Blitz heult in meinem Kopf und drängt mich, umzukehren und das Rudel, die Stadt… ja sogar die ganze Welt nach dem Besitzer dieses Duftes abzusuchen. Könnte es endlich soweit sein? Ist meine Gefährtin in der Nähe?
MAISIE
Meine letzte schlaflose Nacht macht sich am Nachmittag bemerkbar, und ich habe einfach nicht die Kraft, Nein zu sagen, als Elisa mich anbettelt: „Biiitte!“
Sie wiederholt: „Biiitte? Mir zuliebe!“ Sie schiebt ihre Unterlippe vor und faltet die Hände, als würde sie beten. „Wozu hat man eine beste Freundin, wenn sie einen nie auf Partys begleitet?“
Ich schüttle den Kopf. „Nein, kommt nicht in Frage.“ Ich mache weiter mit meiner Arbeit und wische die Tische im Café ab.
Elisa versucht ständig, mich zu Partys zu überreden. Partys, auf die ich eigentlich nicht gehen sollte. Selbst wenn ich Lust hätte, was ich nicht habe, warum sollte ich? Ich werde weder tanzen noch mit netten Typen plaudern. Ich habe momentan einfach zu viele Baustellen.
Ich vertraue Menschen nicht leicht, Haken dran. Ich arbeite zu viel und habe keine Zeit für einen Freund, Haken dran. Ich habe Geheimnisse, Haken dran. Ich habe einen verrückten Ex, der dir, mir oder uns beiden etwas antun könnte, Haken dran. Und ich sterbe auch noch, Haken dran.
Plötzlich tauchen Alpha Kierans strahlend blaue Augen vor meinem inneren Auge auf. Mein Gesicht wird heiß. Ich versuche, den Gedanken zu verdrängen. Wenn ich schon nicht mit normalen Typen von hier reden kann, sollte ich auf keinen Fall so an einen Werwolf denken.

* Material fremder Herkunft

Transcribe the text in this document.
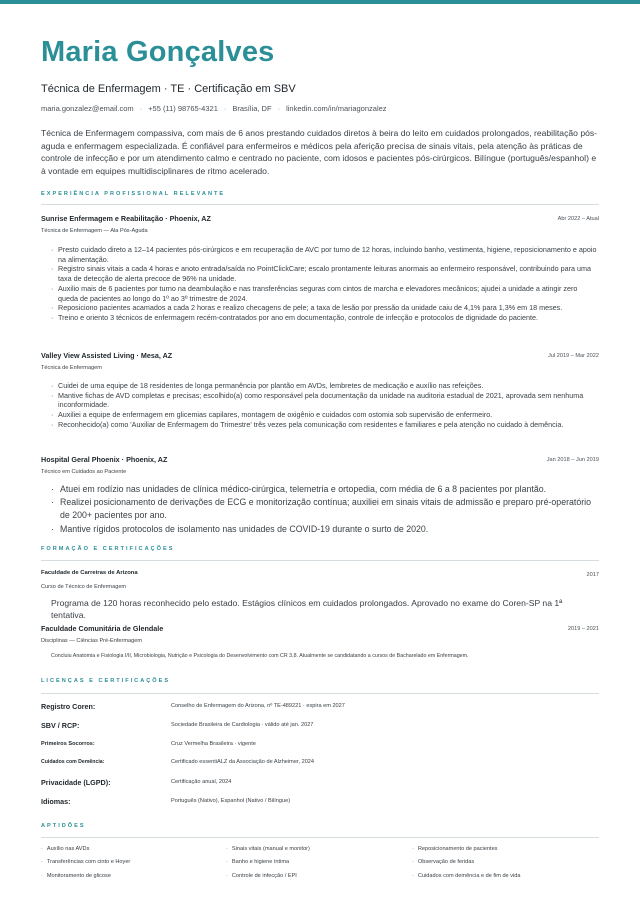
Maria Gonçalves
Técnica de Enfermagem · TE · Certificação em SBV
maria.gonzalez@email.com · +55 (11) 98765-4321 · Brasília, DF · linkedin.com/in/mariagonzalez
Técnica de Enfermagem compassiva, com mais de 6 anos prestando cuidados diretos à beira do leito em cuidados prolongados, reabilitação pós-aguda e enfermagem especializada. É confiável para enfermeiros e médicos pela aferição precisa de sinais vitais, pela atenção às práticas de controle de infecção e por um atendimento calmo e centrado no paciente, com idosos e pacientes pós-cirúrgicos. Bilíngue (português/espanhol) e à vontade em equipes multidisciplinares de ritmo acelerado.
EXPERIÊNCIA PROFISSIONAL RELEVANTE
Sunrise Enfermagem e Reabilitação · Phoenix, AZ	Abr 2022 – Atual
Técnica de Enfermagem — Ala Pós-Aguda
· Presto cuidado direto a 12–14 pacientes pós-cirúrgicos e em recuperação de AVC por turno de 12 horas, incluindo banho, vestimenta, higiene, reposicionamento e apoio na alimentação.
· Registro sinais vitais a cada 4 horas e anoto entrada/saída no PointClickCare; escalo prontamente leituras anormais ao enfermeiro responsável, contribuindo para uma taxa de detecção de alerta precoce de 96% na unidade.
· Auxilio mais de 6 pacientes por turno na deambulação e nas transferências seguras com cintos de marcha e elevadores mecânicos; ajudei a unidade a atingir zero queda de pacientes ao longo do 1º ao 3º trimestre de 2024.
· Reposiciono pacientes acamados a cada 2 horas e realizo checagens de pele; a taxa de lesão por pressão da unidade caiu de 4,1% para 1,3% em 18 meses.
· Treino e oriento 3 técnicos de enfermagem recém-contratados por ano em documentação, controle de infecção e protocolos de dignidade do paciente.
Valley View Assisted Living · Mesa, AZ	Jul 2019 – Mar 2022
Técnica de Enfermagem
· Cuidei de uma equipe de 18 residentes de longa permanência por plantão em AVDs, lembretes de medicação e auxílio nas refeições.
· Mantive fichas de AVD completas e precisas; escolhido(a) como responsável pela documentação da unidade na auditoria estadual de 2021, aprovada sem nenhuma inconformidade.
· Auxiliei a equipe de enfermagem em glicemias capilares, montagem de oxigênio e cuidados com ostomia sob supervisão de enfermeiro.
· Reconhecido(a) como 'Auxiliar de Enfermagem do Trimestre' três vezes pela comunicação com residentes e familiares e pela atenção no cuidado à demência.
Hospital Geral Phoenix · Phoenix, AZ	Jan 2018 – Jun 2019
Técnico em Cuidados ao Paciente
· Atuei em rodízio nas unidades de clínica médico-cirúrgica, telemetria e ortopedia, com média de 6 a 8 pacientes por plantão.
· Realizei posicionamento de derivações de ECG e monitorização contínua; auxiliei em sinais vitais de admissão e preparo pré-operatório de 200+ pacientes por ano.
· Mantive rígidos protocolos de isolamento nas unidades de COVID-19 durante o surto de 2020.
FORMAÇÃO E CERTIFICAÇÕES
Faculdade de Carreiras de Arizona	2017
Curso de Técnico de Enfermagem
Programa de 120 horas reconhecido pelo estado. Estágios clínicos em cuidados prolongados. Aprovado no exame do Coren-SP na 1ª tentativa.
Faculdade Comunitária de Glendale	2019 – 2021
Disciplinas — Ciências Pré-Enfermagem
Concluiu Anatomia e Fisiologia I/II, Microbiologia, Nutrição e Psicologia do Desenvolvimento com CR 3,8. Atualmente se candidatando a cursos de Bacharelado em Enfermagem.
LICENÇAS E CERTIFICAÇÕES
Registro Coren:	Conselho de Enfermagem do Arizona, nº TE-489221 · expira em 2027
SBV / RCP:	Sociedade Brasileira de Cardiologia · válido até jan. 2027
Primeiros Socorros:	Cruz Vermelha Brasileira · vigente
Cuidados com Demência:	Certificado essentiALZ da Associação de Alzheimer, 2024
Privacidade (LGPD):	Certificação anual, 2024
Idiomas:	Português (Nativo), Espanhol (Nativo / Bilíngue)
APTIDÕES
· Auxílio nas AVDs	· Sinais vitais (manual e monitor)	· Reposicionamento de pacientes
· Transferências com cinto e Hoyer	· Banho e higiene íntima	· Observação de feridas
· Monitoramento de glicose	· Controle de infecção / EPI	· Cuidados com demência e de fim de vida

Elisa gibt nicht klein bei. „Komm schon! Nur wir Mädels. Kein Gerede mit Jungs, versprochen!“
Ich schüttle wieder den Kopf. „Ich kann nicht. Frag doch Emma oder Hailey.“
„Die haben keine Zeit. Komm schon! Du musst mal aus deinem Schneckenhaus rauskommen, und ich will meinen alten Schulfreunden meine neuen Klamotten zeigen.“
Ich runzle die Stirn und schüttle erneut den Kopf. Elisa liebt es, neue Leute kennenzulernen, aber ich habe gelernt, das zu vermeiden. Die letzte neue Person, der ich vertraut habe … hat mir diese hässliche Narbe am Hals verpasst.
Die nächsten drei Stunden folgt mir Elisa auf Schritt und Tritt und bettelt immer wieder. Ihre Gründe werden immer aberwitziger.
„Wer wird deine Freundin sein, wenn ich wieder zur Schule gehe?“
„Was, wenn du den Traummann deines Lebens triffst?“
„Wir gehen nur zum Musikhören hin?“
„Ein Zombieangriff ist auf der Party weniger wahrscheinlich als in der Stadt.“
Schließlich gebe ich klein bei und sage zu, heute Abend mit ihr zu einer heißen Quelle im Wald außerhalb der Stadt zu gehen, zu irgendeiner Party, wo ich keine Menschenseele kenne. Eine Stunde, dann ziehen wir beide Leine. Das ist die Abmachung.
Ich kann eine Stunde ohne Probleme durchstehen. Oder?